Vor Gericht gab sich die Frau teilweise geständig. «Ich habe die Opfer getäuscht», gab sie zu. Sie habe sie aber nicht bedroht oder genötigt, wer keinen Kontakt mehr wollte, habe sie in Ruhe gelassen. Sie habe kein besonderes Vertrauensverhältnis aufgebaut oder eine Rolle vorgespielt, wie das in der Anklageschrift suggeriert werde. «Ich entschuldige mich bei den Opfern und wünsche mir, dass ihnen das Geld ausbezahlt wird», sagte die Frau. Die Angeklagte befindet sich zurzeit in Sicherheitshaft. Sie hoffe darauf, entlassen zu werden, um zu ihrer Familie nach Wien zurückzukehren.

«Ich versichere Ihnen, ich werde keinen Menschen mehr täuschen und enttäuschen», beteuerte die Frau vor Gericht. Für die Staatsanwältin kam dies aber nicht besonders glaubwürdig rüber. Sie beschrieb die Frau als «begnadete Schauspielerin mit guten Menschenkenntnissen». Sie habe die Schwachstellen ihrer Opfer schamlos ausgenutzt. In der Anklageschrift heisst es, die Opfer seien gezielt ausgesucht worden: «Es handelt es sich um gutmütige, gutgläubige oder zum Tatzeitpunkt psychisch labile Menschen.»

«Ich wollte nur helfen»

Das bestätigte das einzige anwesende Opfer nicht vollständig. Der Mann, der in einem anderen Kanton wohnt, gab an, er habe sich nicht in einem psychischen Tief befunden. «Ich wollte einfach helfen», so der Geschädigte. «Ich bin selber über mich erstaunt, wie ich so etwas Naives machen konnte.» Die aufgetischten Geschichten hätten plausibel geklungen. Deshalb habe er weder die Identität der Frau überprüft noch sonst irgendwelche Beweise verlangt. «Heute würde ich sagen: ‹Gehen Sie zur Bank.›» Druck habe es aber keinen gegeben. Der Mann besteht darauf, dass er derselben Frau schon vor über zehn Jahren bereits mehrmals Geld gegeben hatte, insgesamt beinahe 100'000 Franken. Dabei müsse es sich um eine Verwechslung handeln, sagte die Angeklagte.

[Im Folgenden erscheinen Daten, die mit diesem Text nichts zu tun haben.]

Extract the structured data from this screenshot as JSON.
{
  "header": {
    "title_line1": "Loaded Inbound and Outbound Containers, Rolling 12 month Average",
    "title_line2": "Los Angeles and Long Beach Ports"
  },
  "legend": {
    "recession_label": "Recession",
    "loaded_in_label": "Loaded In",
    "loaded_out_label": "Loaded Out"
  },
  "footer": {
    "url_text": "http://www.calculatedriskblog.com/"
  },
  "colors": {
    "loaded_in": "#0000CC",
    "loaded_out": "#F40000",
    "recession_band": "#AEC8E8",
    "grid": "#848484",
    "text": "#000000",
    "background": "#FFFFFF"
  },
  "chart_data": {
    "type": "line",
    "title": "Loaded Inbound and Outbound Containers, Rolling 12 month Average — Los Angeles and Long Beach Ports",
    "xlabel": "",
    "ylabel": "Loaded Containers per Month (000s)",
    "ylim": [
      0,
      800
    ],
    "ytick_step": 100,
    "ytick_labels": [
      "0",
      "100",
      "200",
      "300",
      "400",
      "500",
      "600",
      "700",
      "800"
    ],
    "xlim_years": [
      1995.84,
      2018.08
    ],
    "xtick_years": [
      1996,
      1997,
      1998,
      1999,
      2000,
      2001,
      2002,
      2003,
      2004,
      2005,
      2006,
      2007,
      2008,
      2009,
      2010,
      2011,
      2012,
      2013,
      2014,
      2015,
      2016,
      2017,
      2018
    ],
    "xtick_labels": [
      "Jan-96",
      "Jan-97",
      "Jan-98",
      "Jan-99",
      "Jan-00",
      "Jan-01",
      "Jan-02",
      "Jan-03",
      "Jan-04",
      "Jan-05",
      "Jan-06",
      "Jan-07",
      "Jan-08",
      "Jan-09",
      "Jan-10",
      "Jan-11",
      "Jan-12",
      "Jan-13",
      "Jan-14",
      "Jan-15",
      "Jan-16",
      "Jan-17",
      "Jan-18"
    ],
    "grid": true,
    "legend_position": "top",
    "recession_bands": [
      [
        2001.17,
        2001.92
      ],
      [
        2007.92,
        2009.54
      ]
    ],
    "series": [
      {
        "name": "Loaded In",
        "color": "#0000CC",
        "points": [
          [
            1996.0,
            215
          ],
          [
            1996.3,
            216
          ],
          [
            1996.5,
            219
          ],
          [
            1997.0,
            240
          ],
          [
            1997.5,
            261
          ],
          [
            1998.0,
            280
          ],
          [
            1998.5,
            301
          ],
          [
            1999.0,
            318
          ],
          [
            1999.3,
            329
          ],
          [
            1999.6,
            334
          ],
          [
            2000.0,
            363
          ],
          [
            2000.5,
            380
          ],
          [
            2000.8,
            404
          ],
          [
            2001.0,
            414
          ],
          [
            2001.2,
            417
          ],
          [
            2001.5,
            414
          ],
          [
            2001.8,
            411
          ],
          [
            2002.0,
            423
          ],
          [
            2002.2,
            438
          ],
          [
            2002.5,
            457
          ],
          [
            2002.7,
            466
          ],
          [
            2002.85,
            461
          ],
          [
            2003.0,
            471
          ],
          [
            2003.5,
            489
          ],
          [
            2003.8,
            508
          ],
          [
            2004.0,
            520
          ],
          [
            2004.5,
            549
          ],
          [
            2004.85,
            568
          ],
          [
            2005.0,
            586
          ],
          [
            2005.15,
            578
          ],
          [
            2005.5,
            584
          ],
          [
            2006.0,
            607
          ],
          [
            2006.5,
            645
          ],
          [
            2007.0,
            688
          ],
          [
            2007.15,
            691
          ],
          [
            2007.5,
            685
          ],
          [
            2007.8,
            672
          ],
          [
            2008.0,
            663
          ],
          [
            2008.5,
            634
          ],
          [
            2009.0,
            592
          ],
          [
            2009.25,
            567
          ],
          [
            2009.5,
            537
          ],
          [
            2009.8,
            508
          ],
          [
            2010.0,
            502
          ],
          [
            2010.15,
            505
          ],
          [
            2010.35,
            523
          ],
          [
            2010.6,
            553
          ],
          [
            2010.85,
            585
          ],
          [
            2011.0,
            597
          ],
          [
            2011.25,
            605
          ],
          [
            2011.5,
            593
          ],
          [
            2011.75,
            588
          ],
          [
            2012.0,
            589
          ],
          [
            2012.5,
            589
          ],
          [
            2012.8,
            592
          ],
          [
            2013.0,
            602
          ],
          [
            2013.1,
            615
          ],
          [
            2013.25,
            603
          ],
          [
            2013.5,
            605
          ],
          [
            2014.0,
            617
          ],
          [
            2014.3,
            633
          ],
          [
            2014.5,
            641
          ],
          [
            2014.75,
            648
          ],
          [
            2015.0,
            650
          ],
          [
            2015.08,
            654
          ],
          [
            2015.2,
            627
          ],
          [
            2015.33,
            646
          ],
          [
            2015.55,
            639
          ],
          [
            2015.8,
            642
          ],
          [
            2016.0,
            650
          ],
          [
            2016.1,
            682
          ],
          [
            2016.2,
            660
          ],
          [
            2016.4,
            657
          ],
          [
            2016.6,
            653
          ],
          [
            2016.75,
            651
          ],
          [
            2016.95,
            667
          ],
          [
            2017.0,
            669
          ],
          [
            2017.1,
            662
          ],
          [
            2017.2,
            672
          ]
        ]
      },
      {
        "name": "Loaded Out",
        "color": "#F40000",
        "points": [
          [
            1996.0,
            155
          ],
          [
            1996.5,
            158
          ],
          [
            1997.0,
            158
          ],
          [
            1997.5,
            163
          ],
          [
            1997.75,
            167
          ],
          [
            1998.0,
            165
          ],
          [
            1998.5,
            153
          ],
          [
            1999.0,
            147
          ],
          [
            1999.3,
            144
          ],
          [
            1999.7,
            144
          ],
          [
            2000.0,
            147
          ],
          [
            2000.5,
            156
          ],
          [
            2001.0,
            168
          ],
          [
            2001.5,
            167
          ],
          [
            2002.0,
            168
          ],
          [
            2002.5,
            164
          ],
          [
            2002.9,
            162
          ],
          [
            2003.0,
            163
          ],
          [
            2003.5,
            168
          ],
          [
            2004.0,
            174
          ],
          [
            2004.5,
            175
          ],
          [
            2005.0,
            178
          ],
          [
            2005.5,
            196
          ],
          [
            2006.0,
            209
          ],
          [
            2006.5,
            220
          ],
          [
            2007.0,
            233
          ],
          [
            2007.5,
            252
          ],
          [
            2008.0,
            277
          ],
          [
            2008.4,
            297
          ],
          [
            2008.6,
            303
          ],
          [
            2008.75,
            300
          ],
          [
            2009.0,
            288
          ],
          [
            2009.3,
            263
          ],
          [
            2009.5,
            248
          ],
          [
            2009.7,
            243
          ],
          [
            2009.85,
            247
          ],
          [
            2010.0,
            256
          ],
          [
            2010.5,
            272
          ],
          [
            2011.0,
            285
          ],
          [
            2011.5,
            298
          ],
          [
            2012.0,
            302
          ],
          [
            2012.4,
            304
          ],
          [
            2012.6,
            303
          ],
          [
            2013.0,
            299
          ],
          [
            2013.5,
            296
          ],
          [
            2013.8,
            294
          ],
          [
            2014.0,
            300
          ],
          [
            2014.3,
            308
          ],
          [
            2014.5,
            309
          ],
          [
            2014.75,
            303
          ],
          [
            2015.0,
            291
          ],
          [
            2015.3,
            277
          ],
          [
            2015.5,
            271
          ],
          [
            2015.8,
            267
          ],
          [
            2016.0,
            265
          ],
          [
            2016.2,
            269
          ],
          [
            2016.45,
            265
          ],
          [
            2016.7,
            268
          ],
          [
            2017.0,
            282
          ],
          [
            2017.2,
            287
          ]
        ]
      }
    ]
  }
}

Auch dem Verteidiger ist bewusst, dass die Frau mehrere Menschen getäuscht hat. Aus «formal-juristischen Gründen» plädierte er aber auf einen Freispruch. Denn das Anklageprinzip sei verletzt worden. «Betrug ist ein komplizierter Tatbestand», gab er zu bedenken. Für diesen müssten auch «Vorsatz» und «Arglist» gegeben sein. Dies werde in der Anklageschrift aber nicht für jeden einzelnen Sachverhalt erläutert. Zudem stellte er in Zweifel, dass die Frau zu den Opfern ein «besonderes Vertrauensverhältnis» aufgebaut habe, wie dies in der Anklage dargestellt werde. Denn zwischen einigen Personen habe es nur einen Austausch über einige Tage und nicht etwa über Jahre gegeben.

Entlarvung wäre einfach gewesen

Ausserdem würden auch die Opfer eine Mitverantwortung tragen, was diese auch einsehen würden, wie er in persönlichen Gesprächen festgestellt habe, so der Rechtsanwalt der Frau. «Mit einem Mindestmass an Aufmerksamkeit hätte die Täuschung vermieden werden können.» Die Geschädigten hätten beispielsweise einfach nach einem Beweisstück fragen können, in dem sie etwa einen Pass oder Ausweis verlangt hätten. In den Gesprächen mit den Opfern habe er auch festgestellt, dass diese ihren Fehler einsehen würden. Ausserdem seien alle Opfer intelligent und absolut urteilsfähig gewesen, was in der Anklageschrift bezweifelt wurde. Auch das schliesse eine Arglist aus.

Neben des Vorwurfs des gewerbsmässigen Betrugs musste sich die Frau wegen einer Zuwiderhandlung gegen das Ausländergesetz verantworten. So soll sie ein Kindermädchen schwarz beschäftigt und bezahlt haben. Vor Gericht argumentierte die Frau aber, sie habe dem vermeintlichen Kindermädchen Geld für eine Operation überwiesen. Bei ihr sei sie Gast gewesen und habe ab und zu auf die Kinder geschaut.

Immerhin soll mit beschlagnahmtem Geld der Schaden der Opfer wieder bereinigt werden. Vorerst bleibt die Frau in Sicherheitshaft. Das Urteil wird am Donnerstag mündlich verkündet.